GlaxoSmithKline is saying so long/farewell to Wellbutrin XL. The drugmaker has sold off U.S. rights to the extended-release antidepressant to Canada's Biovail for $510 million, as part of a "reshaping" of its U.S. business. Indeed, Wellbutrin XL is only one drug Glaxo intends to offload this year; the company says it expects to reap $1.1 billion from asset sales in 2009.
"We are actively reshaping our US business and managing the transition occurring in our product portfolio," Deirdre Connelly (photo), North American pharma president, said in a statement. "This transaction is one of a series of actions we are taking to maximize the value of our current assets and to enable us to resource and invest in new products and upcoming launches."
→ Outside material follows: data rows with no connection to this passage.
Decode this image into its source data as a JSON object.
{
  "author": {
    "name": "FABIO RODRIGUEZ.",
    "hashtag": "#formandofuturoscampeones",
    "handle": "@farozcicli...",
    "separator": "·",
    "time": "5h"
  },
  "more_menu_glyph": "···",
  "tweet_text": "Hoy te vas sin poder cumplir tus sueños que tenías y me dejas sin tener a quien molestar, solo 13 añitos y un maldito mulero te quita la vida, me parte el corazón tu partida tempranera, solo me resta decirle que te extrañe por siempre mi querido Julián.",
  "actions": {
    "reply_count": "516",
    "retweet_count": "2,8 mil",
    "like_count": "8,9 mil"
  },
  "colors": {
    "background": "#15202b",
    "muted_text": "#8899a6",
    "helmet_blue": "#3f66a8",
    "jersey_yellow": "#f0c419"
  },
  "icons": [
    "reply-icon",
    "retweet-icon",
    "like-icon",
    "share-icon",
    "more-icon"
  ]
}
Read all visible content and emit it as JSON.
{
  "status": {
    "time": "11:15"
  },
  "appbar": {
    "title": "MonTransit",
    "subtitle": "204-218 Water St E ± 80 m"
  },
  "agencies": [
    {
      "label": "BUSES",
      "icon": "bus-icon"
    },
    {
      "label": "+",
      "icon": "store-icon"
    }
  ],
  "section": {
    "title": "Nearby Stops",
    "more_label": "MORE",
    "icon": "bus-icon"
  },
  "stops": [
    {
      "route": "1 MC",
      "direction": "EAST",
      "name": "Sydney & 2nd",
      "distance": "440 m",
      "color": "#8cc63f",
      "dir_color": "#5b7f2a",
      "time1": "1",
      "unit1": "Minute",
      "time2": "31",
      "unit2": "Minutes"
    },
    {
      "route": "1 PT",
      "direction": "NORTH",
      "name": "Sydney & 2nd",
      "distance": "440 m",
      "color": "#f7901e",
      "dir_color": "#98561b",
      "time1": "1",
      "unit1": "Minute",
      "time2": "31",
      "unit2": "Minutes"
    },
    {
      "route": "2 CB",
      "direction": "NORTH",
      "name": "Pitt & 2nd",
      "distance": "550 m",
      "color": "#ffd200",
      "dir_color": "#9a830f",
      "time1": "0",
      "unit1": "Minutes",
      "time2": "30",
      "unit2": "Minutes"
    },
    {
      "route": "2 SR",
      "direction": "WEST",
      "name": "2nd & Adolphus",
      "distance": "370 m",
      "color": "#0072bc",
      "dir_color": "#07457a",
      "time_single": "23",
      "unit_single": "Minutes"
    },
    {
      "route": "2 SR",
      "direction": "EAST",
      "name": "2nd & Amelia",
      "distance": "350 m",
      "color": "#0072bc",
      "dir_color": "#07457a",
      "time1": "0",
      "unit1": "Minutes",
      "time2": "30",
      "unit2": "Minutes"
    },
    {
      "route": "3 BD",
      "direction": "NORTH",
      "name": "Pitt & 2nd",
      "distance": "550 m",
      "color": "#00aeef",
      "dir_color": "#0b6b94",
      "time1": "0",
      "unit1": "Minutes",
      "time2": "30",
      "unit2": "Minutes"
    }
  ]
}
The deal fits Biovail's new long-term strategies, too, the company said. Now off-patent in the States, Wellbutrin XL was originally developed by Biovail, but it has been sold in the U.S. by Glaxo since 2003. Reacquiring the rights "is all about accelerating [Biovail's] shift into specialty neurology," CEO Bill Wells said during a quarterly conference call.
For Glaxo's part, Wellbutrin XL apparently wasn't worth the trouble; generic competition gouged some 70 percent out of first-quarter Wellbutrin sales. Globally, sales fell 66 percent.